To summarize: A Franciscan priest uses his office to seduce multiple women. He lives with at least one of them as husband in all but official name, and gets her pregnant (which he suggests ending with an abortion; she refuses), and has a son. He then scampers off and leaves both. The woman rattles the cage of the Catholic church and gets child support…as long as she signs a confidentiality agreement and promises to never mention the matter publicly. Now in her later years, she has cancer, and even worse, her son has cancer, and where’s good ol’ Father Willenborg? In a new diocese, acting as if it had never happened.

A few amoral, irresponsible individuals don’t ruin the reputation of an organization — they’re everywhere, even among atheists — but what does indict the church is their response to bad behavior. It’s the cover-up, stupid. It’s not just the demand for confidentiality, but that they continue to enable their sleazy playboy priest to go about his seductions with only an occasional finger-wag.

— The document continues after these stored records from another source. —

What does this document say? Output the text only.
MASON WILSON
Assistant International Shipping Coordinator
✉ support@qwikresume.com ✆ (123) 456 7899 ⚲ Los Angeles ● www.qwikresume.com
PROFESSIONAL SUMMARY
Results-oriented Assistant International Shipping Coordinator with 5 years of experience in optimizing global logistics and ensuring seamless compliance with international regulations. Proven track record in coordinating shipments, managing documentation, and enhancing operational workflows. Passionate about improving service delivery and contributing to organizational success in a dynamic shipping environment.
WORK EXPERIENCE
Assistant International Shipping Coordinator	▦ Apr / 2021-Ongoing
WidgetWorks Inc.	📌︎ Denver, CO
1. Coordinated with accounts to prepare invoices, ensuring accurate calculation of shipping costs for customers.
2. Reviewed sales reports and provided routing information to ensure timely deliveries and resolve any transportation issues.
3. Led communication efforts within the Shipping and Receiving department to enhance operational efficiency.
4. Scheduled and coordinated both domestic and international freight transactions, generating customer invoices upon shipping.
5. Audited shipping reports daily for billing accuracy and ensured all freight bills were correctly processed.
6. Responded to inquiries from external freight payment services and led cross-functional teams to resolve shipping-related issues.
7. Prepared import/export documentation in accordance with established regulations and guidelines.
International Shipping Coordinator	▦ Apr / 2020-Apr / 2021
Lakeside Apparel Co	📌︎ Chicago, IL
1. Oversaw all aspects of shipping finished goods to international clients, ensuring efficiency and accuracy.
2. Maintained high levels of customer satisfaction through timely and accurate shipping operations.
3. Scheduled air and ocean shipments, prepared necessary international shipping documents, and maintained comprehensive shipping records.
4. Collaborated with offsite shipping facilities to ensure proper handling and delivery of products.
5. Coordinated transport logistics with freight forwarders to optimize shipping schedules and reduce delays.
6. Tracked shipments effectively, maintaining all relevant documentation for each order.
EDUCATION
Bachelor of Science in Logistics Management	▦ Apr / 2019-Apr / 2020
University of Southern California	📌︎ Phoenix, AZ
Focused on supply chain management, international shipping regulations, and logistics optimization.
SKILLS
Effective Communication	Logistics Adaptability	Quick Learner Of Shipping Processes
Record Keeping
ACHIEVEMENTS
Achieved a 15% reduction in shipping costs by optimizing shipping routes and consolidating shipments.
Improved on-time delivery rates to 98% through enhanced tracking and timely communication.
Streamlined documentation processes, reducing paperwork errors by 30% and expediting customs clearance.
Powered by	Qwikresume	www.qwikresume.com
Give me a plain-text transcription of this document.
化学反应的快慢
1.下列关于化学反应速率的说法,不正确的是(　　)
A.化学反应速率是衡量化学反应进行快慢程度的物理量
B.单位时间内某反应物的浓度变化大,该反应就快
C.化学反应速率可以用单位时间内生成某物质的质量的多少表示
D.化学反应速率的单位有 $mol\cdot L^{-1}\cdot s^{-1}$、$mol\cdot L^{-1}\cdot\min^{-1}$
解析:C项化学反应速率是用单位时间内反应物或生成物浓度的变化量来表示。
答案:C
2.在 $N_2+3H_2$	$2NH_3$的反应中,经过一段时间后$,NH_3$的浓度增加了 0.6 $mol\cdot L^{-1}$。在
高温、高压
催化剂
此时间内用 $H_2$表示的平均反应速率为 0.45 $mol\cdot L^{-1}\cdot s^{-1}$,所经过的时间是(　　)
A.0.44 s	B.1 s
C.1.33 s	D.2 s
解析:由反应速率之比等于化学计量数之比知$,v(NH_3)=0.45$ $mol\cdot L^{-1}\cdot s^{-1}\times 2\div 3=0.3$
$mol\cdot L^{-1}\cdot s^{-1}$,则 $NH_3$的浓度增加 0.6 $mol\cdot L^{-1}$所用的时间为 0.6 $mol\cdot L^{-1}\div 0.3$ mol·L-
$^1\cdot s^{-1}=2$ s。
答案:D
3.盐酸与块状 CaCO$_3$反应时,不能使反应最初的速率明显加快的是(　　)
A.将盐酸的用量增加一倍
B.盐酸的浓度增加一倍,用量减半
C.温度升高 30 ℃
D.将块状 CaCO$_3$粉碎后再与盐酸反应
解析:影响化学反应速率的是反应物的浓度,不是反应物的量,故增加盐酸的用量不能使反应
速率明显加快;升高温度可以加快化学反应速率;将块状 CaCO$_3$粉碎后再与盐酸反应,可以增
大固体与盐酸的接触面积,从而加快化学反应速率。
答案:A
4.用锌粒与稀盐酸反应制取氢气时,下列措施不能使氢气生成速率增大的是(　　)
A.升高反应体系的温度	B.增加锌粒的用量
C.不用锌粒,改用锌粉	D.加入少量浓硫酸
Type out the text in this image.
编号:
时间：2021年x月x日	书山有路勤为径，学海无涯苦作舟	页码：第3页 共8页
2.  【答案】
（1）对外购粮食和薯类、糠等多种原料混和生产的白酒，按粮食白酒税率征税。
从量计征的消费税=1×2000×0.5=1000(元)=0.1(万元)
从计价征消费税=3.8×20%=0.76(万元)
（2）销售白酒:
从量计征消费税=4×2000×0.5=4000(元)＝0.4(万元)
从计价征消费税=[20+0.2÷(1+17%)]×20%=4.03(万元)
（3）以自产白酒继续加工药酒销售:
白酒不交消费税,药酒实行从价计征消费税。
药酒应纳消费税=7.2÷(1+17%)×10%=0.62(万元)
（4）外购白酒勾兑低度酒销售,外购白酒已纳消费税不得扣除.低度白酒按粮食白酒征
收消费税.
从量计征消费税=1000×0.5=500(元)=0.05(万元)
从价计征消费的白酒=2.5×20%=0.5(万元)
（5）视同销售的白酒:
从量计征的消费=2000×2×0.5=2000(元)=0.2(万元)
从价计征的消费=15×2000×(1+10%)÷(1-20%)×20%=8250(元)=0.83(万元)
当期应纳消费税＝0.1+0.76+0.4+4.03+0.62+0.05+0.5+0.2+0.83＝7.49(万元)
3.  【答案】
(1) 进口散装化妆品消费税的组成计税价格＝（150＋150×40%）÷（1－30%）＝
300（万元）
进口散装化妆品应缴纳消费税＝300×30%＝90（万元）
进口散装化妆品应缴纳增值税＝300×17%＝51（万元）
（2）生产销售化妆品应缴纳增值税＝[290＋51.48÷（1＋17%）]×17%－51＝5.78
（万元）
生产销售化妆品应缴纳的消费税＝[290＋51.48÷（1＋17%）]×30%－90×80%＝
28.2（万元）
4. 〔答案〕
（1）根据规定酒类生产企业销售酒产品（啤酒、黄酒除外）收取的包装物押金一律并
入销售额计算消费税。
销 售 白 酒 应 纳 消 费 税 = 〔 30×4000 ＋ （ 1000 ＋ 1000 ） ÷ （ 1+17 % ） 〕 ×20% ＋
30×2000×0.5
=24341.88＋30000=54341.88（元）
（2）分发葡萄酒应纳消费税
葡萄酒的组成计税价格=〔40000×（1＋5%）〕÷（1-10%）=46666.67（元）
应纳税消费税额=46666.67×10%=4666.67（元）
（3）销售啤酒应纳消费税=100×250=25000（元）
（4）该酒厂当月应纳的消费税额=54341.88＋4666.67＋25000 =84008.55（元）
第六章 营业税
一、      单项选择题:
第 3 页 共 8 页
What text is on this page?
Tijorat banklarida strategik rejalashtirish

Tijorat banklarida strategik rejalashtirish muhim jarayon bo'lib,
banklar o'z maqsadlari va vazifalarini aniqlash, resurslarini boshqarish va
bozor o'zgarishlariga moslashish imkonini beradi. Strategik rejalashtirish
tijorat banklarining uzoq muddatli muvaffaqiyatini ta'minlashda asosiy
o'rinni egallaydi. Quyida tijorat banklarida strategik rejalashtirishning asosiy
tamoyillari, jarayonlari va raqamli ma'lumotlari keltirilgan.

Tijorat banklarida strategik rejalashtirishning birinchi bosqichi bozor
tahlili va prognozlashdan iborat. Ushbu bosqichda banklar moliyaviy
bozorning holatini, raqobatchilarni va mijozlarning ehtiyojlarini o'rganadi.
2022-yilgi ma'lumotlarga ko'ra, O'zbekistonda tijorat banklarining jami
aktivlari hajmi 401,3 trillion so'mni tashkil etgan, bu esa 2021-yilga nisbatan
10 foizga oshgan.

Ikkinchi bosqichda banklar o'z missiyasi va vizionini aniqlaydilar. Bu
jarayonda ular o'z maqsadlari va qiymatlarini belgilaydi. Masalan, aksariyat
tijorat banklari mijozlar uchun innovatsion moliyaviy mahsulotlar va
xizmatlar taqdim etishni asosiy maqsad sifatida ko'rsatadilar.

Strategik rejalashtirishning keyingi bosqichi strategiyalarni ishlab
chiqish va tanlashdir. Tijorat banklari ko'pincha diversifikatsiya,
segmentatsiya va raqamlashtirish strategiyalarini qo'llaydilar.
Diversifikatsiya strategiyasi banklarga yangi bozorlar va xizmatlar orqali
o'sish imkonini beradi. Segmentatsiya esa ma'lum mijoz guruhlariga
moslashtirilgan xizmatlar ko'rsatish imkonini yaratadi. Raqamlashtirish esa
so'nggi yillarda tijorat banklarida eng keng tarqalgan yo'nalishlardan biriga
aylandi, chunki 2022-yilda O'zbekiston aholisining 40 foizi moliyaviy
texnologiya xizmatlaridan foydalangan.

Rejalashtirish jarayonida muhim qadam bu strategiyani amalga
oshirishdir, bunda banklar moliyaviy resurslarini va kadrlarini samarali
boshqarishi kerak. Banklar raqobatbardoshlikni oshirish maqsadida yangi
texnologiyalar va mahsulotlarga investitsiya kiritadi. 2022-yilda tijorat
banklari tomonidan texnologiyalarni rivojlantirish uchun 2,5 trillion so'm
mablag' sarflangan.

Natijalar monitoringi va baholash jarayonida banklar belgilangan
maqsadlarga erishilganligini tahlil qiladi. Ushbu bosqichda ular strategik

Clergy members of many faiths have crossed the line with women and had children out of wedlock. But the problem is particularly fraught for the Catholic Church, as Catholics in many countries are increasingly questioning the celibacy requirement for priests. Ms. Bond’s case offers a rare look at how the church goes to great lengths to silence these women, to avoid large settlements and to keep the priests in active ministry. She has 23 years of documents, depositions, correspondence, receipts and photographs relating to her case, which she has kept in meticulous files.

Those files reveal that the church was tightfisted with her as she tried to care for her son, particularly as his cancer treatments grew more costly. But they also show that Father Willenborg suffered virtually no punishment, continuing to serve in a variety of church posts.

And then there are the statistics.

A landmark study in 1990 by the scholar A. W. Richard Sipe, a former Benedictine, found that 20 percent of Catholic priests were involved in continuing sexual relationships with women, and an additional 8 percent to 10 percent had occasional heterosexual relationships.

I actually have some sympathy for the priests here: celibacy is an aberration for most people, and for the church to demand it is bound to induce or attract pathological individuals. But if they’re going to insist on it as a matter of dogma, at least be consistent and boot out priests that violate their doctrine; they’re obviously not suited for the job.

But I have no sympathy at all for Willenborg. He is a father — a literal father, more than the fake title he’s given as a priest — and that means he has certain moral responsibilities. Yet he ignores them, and thinks that having his religious order grudgingly sending an allowance fulfills his obligations to a very sick son.

Why would anyone expect him to tend to his duties to his religious flock if he is so aloof to his own true child?